On the Realism of the Resurrection

Here is a ZENIT translation of the address Pope Francis gave today, April 15, 2018, before and after praying the midday Regina Coeli with those gathered in St. Peter’s Square.

Dear Brothers and Sister, good morning!

At the center of this third Sunday of Easter is the experience of the Risen One made by His disciples, all together. This is evidenced especially by the Gospel, which introduces us once again in the Cenacle, where Jesus manifests Himself to His Apostles, addressing this greeting to them: “Peace be with you!” (Luke 24:36). It’s the greeting of the Risen Christ, who gives us peace: “Peace be with you!” It’s about interior peace, as well as that peace established in relations with people.

The episode narrated by the evangelist Luke emphasizes a lot the realism of the Resurrection. Jesus isn’t a ghost. In fact, it’s not about an apparition of Jesus’ spirit, but of His real presence with a risen body.

Jesus realizes that the Apostles are disturbed on seeing Him, that they are disconcerted because the reality of the Resurrection is inconceivable to them. They think they see a ghost, but the Risen Jesus isn’t a ghost, He is a man with body and soul. Therefore, to convince them, He says to them: “See my hands and my feet — He makes them see the wounds — that it is I myself; handle me, and see; for a spirit has not flesh and bones as you see that I have” (v. 39). And because, the Gospel also says something interesting: The joy was so great that they has within that they couldn’t believe this joy: No, it can’t be! It can’t be so!

So much joy isn’t possible! And, to convince them Jesus says to them: “Have you anything here to eat?” (v. 41). They offer him broiled fish; Jesus takes it and eats it before them, to convince them.

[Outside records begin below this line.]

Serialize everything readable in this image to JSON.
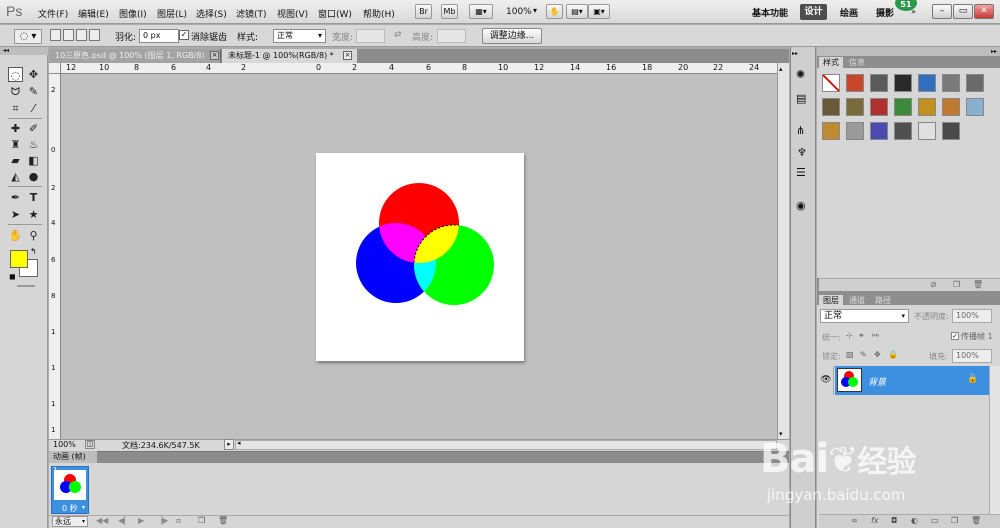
{
  "app": {
    "logo": "Ps"
  },
  "menus": [
    "文件(F)",
    "编辑(E)",
    "图像(I)",
    "图层(L)",
    "选择(S)",
    "滤镜(T)",
    "视图(V)",
    "窗口(W)",
    "帮助(H)"
  ],
  "appbar": {
    "br": "Br",
    "mb": "Mb",
    "zoom": "100%"
  },
  "workspaces": {
    "basic": "基本功能",
    "design": "设计",
    "paint": "绘画",
    "photo": "摄影",
    "badge": "51"
  },
  "options": {
    "feather_label": "羽化:",
    "feather_value": "0 px",
    "antialias_label": "消除锯齿",
    "style_label": "样式:",
    "style_value": "正常",
    "width_label": "宽度:",
    "height_label": "高度:",
    "refine_button": "调整边缘..."
  },
  "tabs": [
    {
      "label": "10三原色.psd @ 100% (图层 1, RGB/8)",
      "active": false
    },
    {
      "label": "未标题-1 @ 100%(RGB/8) *",
      "active": true
    }
  ],
  "ruler": {
    "top": [
      "12",
      "10",
      "8",
      "6",
      "4",
      "2",
      "0",
      "2",
      "4",
      "6",
      "8",
      "10",
      "12",
      "14",
      "16",
      "18",
      "20",
      "22",
      "24"
    ],
    "left": [
      "2",
      "0",
      "2",
      "4",
      "6",
      "8",
      "1",
      "1",
      "1",
      "1"
    ]
  },
  "status": {
    "zoom": "100%",
    "doc": "文档:234.6K/547.5K"
  },
  "colors": {
    "foreground": "#ffff00",
    "background": "#ffffff",
    "red": "#ff0000",
    "green": "#00ff00",
    "blue": "#0000ff",
    "magenta": "#ff00ff",
    "yellow": "#ffff00",
    "cyan": "#00ffff"
  },
  "animation": {
    "title": "动画 (帧)",
    "frame_number": "1",
    "frame_delay": "0 秒",
    "loop": "永远"
  },
  "panels": {
    "styles_tab": "样式",
    "info_tab": "信息",
    "layers_tab": "图层",
    "channels_tab": "通道",
    "paths_tab": "路径",
    "blend_mode": "正常",
    "opacity_label": "不透明度:",
    "opacity_value": "100%",
    "unify_label": "统一:",
    "propagate_label": "传播帧 1",
    "lock_label": "锁定:",
    "fill_label": "填充:",
    "fill_value": "100%",
    "layer_name": "背景"
  },
  "watermark": {
    "brand": "Bai",
    "brand_cn": "经验",
    "url": "jingyan.baidu.com"
  }
}
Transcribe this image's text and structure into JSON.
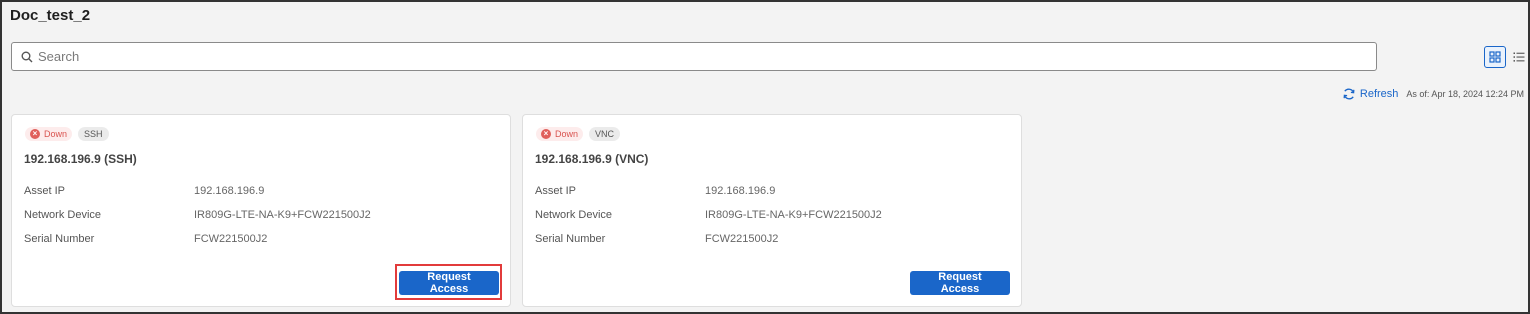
{
  "page": {
    "title": "Doc_test_2"
  },
  "search": {
    "placeholder": "Search"
  },
  "toolbar": {
    "refresh_label": "Refresh",
    "as_of": "As of: Apr 18, 2024 12:24 PM"
  },
  "cards": [
    {
      "status": "Down",
      "protocol": "SSH",
      "title": "192.168.196.9 (SSH)",
      "fields": [
        {
          "label": "Asset IP",
          "value": "192.168.196.9"
        },
        {
          "label": "Network Device",
          "value": "IR809G-LTE-NA-K9+FCW221500J2"
        },
        {
          "label": "Serial Number",
          "value": "FCW221500J2"
        }
      ],
      "button": "Request Access"
    },
    {
      "status": "Down",
      "protocol": "VNC",
      "title": "192.168.196.9 (VNC)",
      "fields": [
        {
          "label": "Asset IP",
          "value": "192.168.196.9"
        },
        {
          "label": "Network Device",
          "value": "IR809G-LTE-NA-K9+FCW221500J2"
        },
        {
          "label": "Serial Number",
          "value": "FCW221500J2"
        }
      ],
      "button": "Request Access"
    }
  ],
  "colors": {
    "accent": "#1a66c9",
    "status_down": "#d9534f",
    "highlight": "#e23b3b"
  }
}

Jesus’ insistence on the reality of His Resurrection illumines the Christian perspective on the body: the body isn’t an obstacle or a prison of the soul. God has created the body, and man isn’t complete except in the union of body and soul. Jesus, who has overcome death and has risen in body and soul, makes us understand that we must have a positive idea of our body. It can become the occasion or instrument of sin; however, sin isn’t caused by the body, but rather by our moral weakness. The body is a stupendous gift of God, destined, in union with the soul, to express in fullness His image and likeness. Therefore, we are called to have great respect and care of our body and that of others.

Every offense or wound or violence to our neighbour’s body, is an insult to God the Creator! My thought goes, in particular, to the children, the women the elderly mistreated in body. In these persons’ flesh we find the body of Christ. Jesus, wounded, derided, slandered, humiliated, scourged crucified . . . Jesus has taught us love. A love that, in His Resurrection, has shown itself more powerful than sin and death, and He wants to rescue all those that experience in their own body the slaveries of our times.

In a world where too many times arrogance prevails against the weakest and a materialism that suffocates the spirit, today’s Gospel calls us to be persons able to look in depth, full of wonder and great joy, for having encountered the Risen Lord. It call sus to be persons that know how to receive and value the novelty of life that He sows in history, to orient it to new Heavens and a new earth. May the Virgin Mary, to whose maternal intercession we entrust ourselves with confidence, support us on this path.